The F-1000 was produced since 1979 until 1992. Available with diesel and petrol engines only as a 2-door regular cab body style with two-wheel drive.

== Canada ==
In Canada, the Explorer Special was a trim level that sat between the base model truck and Custom Cab.

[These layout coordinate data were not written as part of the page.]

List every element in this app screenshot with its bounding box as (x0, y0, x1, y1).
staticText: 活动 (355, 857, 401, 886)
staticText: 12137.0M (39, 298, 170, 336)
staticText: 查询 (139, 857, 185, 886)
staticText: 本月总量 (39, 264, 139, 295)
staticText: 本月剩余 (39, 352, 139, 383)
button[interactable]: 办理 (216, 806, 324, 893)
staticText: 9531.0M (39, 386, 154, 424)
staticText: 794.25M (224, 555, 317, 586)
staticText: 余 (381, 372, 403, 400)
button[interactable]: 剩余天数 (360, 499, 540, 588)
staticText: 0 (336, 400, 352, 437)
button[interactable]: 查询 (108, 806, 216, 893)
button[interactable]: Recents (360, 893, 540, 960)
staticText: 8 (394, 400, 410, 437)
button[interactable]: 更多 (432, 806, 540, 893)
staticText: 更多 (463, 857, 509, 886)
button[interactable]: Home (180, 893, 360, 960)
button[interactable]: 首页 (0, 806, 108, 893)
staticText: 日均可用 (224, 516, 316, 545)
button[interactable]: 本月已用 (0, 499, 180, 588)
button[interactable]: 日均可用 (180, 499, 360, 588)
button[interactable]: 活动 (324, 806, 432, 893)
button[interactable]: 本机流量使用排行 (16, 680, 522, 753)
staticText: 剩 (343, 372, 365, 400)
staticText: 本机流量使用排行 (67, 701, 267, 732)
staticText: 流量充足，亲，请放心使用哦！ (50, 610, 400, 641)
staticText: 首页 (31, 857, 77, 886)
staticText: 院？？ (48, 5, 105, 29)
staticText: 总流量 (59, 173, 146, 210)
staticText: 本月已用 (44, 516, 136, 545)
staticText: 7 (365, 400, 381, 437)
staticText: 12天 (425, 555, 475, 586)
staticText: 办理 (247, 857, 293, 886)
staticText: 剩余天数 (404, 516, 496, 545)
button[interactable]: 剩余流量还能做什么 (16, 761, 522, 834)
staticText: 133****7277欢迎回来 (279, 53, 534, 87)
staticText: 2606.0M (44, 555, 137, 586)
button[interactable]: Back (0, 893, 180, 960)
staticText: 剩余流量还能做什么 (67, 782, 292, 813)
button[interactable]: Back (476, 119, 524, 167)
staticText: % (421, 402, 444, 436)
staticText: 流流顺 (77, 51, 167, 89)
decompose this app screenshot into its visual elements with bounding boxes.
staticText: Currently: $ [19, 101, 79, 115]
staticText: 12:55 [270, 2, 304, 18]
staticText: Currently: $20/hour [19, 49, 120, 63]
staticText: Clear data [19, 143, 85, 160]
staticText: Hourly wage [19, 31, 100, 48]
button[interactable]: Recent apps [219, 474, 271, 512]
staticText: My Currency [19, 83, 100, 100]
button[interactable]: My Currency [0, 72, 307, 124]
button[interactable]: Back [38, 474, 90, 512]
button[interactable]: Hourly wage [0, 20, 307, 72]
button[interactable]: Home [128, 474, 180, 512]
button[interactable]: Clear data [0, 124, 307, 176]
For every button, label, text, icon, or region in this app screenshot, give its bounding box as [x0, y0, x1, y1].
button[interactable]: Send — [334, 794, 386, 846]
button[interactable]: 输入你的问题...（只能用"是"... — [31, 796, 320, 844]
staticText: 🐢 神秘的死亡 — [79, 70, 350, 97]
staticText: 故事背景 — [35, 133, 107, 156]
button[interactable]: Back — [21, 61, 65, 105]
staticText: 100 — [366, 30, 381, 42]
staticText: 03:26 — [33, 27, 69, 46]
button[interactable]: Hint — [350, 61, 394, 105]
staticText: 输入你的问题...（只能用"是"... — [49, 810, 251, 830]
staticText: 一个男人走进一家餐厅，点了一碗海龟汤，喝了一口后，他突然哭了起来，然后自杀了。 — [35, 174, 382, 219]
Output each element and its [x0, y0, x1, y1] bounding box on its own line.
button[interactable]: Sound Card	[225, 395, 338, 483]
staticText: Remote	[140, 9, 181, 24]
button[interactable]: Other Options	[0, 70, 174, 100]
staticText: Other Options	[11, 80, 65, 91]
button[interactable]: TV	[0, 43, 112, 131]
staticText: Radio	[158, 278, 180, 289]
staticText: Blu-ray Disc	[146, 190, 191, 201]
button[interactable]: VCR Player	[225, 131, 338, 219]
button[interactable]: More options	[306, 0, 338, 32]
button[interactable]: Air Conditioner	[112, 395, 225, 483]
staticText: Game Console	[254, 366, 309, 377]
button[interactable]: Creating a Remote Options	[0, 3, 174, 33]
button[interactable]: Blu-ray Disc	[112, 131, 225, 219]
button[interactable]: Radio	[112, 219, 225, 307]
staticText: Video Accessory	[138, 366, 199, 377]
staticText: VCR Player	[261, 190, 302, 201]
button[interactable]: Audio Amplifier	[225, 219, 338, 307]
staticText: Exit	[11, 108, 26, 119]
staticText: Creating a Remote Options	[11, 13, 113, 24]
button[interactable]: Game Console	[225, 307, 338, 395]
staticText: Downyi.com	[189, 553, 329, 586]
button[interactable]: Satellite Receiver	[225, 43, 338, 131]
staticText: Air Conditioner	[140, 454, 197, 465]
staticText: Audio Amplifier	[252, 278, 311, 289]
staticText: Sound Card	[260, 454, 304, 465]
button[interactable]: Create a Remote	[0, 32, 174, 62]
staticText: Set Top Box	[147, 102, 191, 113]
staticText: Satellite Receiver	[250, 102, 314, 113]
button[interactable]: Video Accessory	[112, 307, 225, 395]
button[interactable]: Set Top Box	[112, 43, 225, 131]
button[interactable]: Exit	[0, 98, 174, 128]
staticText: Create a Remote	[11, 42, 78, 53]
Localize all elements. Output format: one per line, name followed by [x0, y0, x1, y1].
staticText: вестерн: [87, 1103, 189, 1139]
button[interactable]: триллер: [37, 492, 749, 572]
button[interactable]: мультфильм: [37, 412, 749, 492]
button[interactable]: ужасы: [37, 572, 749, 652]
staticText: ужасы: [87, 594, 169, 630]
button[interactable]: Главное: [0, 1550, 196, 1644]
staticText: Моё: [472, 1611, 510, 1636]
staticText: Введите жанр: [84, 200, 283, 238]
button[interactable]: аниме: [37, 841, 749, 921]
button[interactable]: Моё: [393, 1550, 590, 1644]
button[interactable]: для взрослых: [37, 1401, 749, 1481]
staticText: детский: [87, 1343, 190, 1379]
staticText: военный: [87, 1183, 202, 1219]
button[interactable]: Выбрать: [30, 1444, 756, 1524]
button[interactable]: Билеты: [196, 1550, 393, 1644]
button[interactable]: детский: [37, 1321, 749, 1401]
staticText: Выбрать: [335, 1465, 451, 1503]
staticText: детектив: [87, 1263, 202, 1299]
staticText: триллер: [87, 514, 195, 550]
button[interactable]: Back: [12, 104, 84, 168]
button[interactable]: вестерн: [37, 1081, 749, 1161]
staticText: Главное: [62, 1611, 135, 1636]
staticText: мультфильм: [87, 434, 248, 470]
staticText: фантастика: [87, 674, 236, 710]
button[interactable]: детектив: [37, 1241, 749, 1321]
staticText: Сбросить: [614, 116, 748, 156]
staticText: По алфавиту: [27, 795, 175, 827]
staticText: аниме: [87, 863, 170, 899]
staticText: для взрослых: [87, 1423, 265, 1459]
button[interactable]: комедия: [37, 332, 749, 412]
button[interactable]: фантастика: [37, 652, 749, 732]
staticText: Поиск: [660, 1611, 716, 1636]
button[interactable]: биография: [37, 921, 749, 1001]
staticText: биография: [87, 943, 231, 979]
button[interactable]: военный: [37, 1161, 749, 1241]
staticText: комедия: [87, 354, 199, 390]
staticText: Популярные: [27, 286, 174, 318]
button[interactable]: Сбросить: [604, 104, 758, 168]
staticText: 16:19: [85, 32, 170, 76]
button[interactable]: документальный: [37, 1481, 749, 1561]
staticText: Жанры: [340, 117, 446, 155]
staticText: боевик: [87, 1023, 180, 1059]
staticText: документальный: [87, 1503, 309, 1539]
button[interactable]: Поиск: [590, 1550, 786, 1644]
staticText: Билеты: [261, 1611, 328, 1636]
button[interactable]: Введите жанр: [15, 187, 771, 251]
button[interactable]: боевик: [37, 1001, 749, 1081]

It used the Custom Cab trim and grille but didn't include things like a radio.

==Models==
- F-100: 1/2 ton (5,500 GVWR max)
- F-100: 1/2 ton (4x4) (5,600 GVWR max)
- F-250: 3/4 ton (up to 8,100 GVWR max)
- F-250: 3/4 ton (4×4) (8,200 GVWR max)
- F-350: 1 ton (up to 10,000 GVWR max)

=== Bed options ===
Styleside on F-100 and F-250. 6.5' and 8' lengths.

Flareside on all models, 6.5', 8' and 9' (F-350 only) lengths.

Platform stakes on F-250 and F-350 in 9' and 12' lengths.

=== Cab options ===
Standard cab on all models.

Crew cab with seating for six and four doors optional on F-250 and F-350.

==Engines==

| Engine | Years | Power |
|---|---|---|
| 170 CID Thriftpower I6 | 1967-1972 | 105 hp (78 kW) |
| 240 CID I6 | 1967–1972 | 150 hp (112 kW) 121 hp (90 kW) |
| 300 CID I6 | 1967-1972 | 170 hp (127 kW) 165 hp (123 kW) |
| 352 CID FE V8 | 1967 | 208 hp (155 kW) |
| 360 CID FE V8 | 1968–1972 | 215 hp (160 kW) 196 hp (146 kW) |
| 390 CID FE V8 | 1968–1972 | 255 hp (190 kW) 201 hp (150 kW) |
| 302 CID Windsor V8 | 1969–1972 | 205 hp (153 kW) 154 hp (115 kW) |

NOTE: HP ratings sourced from original Ford truck dealer brochures and 1967 Mercury/Ford Truck owners manual (170 CID)

==Medium-Duty F-series==

The heavier duty models (F-500 and up) continued to be built on the fifth generation chassis even after the lighter-duty models were replaced. In 1977, the lightest F-500 was discontinued, leaving the F-600 as the lightest of the medium-duties. It was built until the introduction of the seventh generation F-series in late 1979.